The SWS project currently includes four technical challenges (TCs). GW’s subproject of the SWS project falls under TC-2 – In-Time Aviation Safety Management Systems (IASMS) Services, Functions, and Capabilities Development for Emerging Operations. GW started its work with SWS in spring 2021, collaborating with partners from MIT Lincoln Lab, Vanderbilt University, and the University of Texas at Austin through the project’s recent conclusion in April 2025.
GW’s team, led by Mechanical and Aerospace Engineering (MAE) Professor and GW Trustworthy AI Initiative (TAI) Affiliate Peng Wei, developed an in-time, learning-based aviation safety management system (ILASMS) to mitigate risk and guarantee flight safety.
As a principal investigator (PI) on the project, Wei led and oversaw the project at GW and advised the student researchers on the team, which included researchers at the postdoctoral, doctoral, graduate, and undergraduate levels. The researchers worked on mathematical modeling, algorithm design, computer simulation, and flight test validations.
Abenezer Taye, a PhD student involved with the project, shared that working on the SWS project was formative, and helped advance his aviation knowledge. “This project deepened my understanding of the multi-dimensional nature of aviation safety and equipped me with the skills to address safety challenges in emerging areas such as Advanced Air Mobility," he said.
The research team emphasized a holistic approach to avionics and aviation safety, looking at potential aviation safety threats from multiple different perspectives. The variable nature of the airspace and changing climate of air travel forced the team to get creative about how they mitigated the ever-growing number of hazards faced by modern aviation.
As a result of this holistic approach, the ILASMS was designed to mitigate potential hazards on three levels: mission and trajectory, vehicle and component, and airspace and system.
The mission and trajectory level function evaluated the feasibility of planned missions given the aircraft performance, battery state, flight plan, and wind forecast. The vehicle and component level function detected and mitigated faults during flights, including those related to electric propulsion and wind disturbances. The airspace and system level function, designed using machine learning and artificial intelligence techniques, automatically detected and mitigated conflicts introduced by non-cooperative aircraft operating in the same airspace.

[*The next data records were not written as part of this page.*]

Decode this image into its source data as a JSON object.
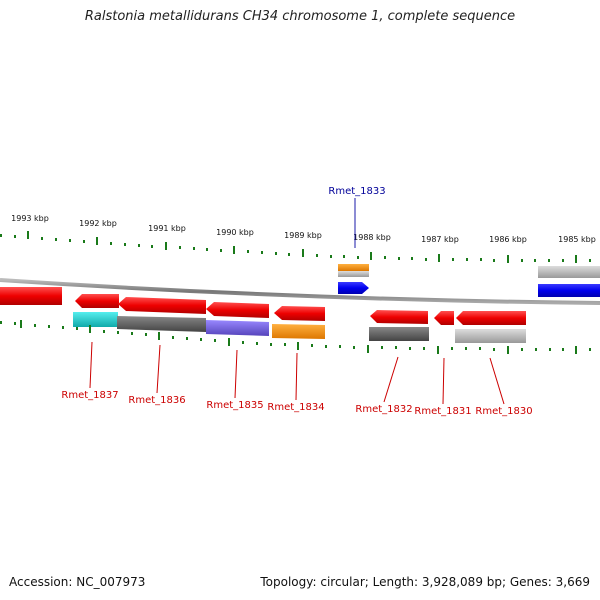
{
  "title": "Ralstonia metallidurans CH34 chromosome 1, complete sequence",
  "scale_labels": [
    "1993 kbp",
    "1992 kbp",
    "1991 kbp",
    "1990 kbp",
    "1989 kbp",
    "1988 kbp",
    "1987 kbp",
    "1986 kbp",
    "1985 kbp"
  ],
  "genes": [
    {
      "name": "Rmet_1837",
      "color": "#cc0000"
    },
    {
      "name": "Rmet_1836",
      "color": "#cc0000"
    },
    {
      "name": "Rmet_1835",
      "color": "#cc0000"
    },
    {
      "name": "Rmet_1834",
      "color": "#cc0000"
    },
    {
      "name": "Rmet_1833",
      "color": "#000099"
    },
    {
      "name": "Rmet_1832",
      "color": "#cc0000"
    },
    {
      "name": "Rmet_1831",
      "color": "#cc0000"
    },
    {
      "name": "Rmet_1830",
      "color": "#cc0000"
    }
  ],
  "footer": {
    "accession": "Accession: NC_007973",
    "summary": "Topology: circular; Length: 3,928,089 bp; Genes: 3,669"
  },
  "colors": {
    "forward_gene": "#0000ee",
    "reverse_gene": "#ee0000",
    "ticks": "#1a7a1a",
    "backbone": "#888888",
    "cog_cyan": "#22cccc",
    "cog_darkgray": "#666666",
    "cog_purple": "#7766dd",
    "cog_orange": "#ff9900",
    "cog_lightgray": "#bbbbbb"
  }
}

Wei and the team of researchers developed a reinforcement learning-based aircraft separation function, which demonstrated promising performance, even when operating in high-density airspace. The team had the opportunity to flight test and validate their algorithms and models with real UAVs in July 2024 in Fort Devens, Massachusetts.
The team tested their algorithms and models with a variety of drone types, flight scenarios, and operators. Each testing series was based upon a mission for the drone to perform, with different hazards for the system to mitigate.
The flight tests demonstrated the viability of the ILASMS the team developed, and also identified some potential areas for improvement in the next iteration of the SWS project. The reinforcement learning-based function only issued speed changes, which is feasible for multi-rotor aircraft, but presents a challenge for fixed-wing aircraft.
The project officially wrapped up in April 2025, with the completion of its technical reports and research papers. At the end of April, NASA hosted a workshop in GW’s Science and Engineering Hall to reflect on the project and discuss areas where more research is needed.
“I am grateful that GW is one of NASA’s primary partners in aviation safety R&D. I hope we are able to extend some findings and technical capabilities we built in the first iteration of this project, as well as work on the exciting new challenges and necessary technologies identified in this iteration,” Wei concluded.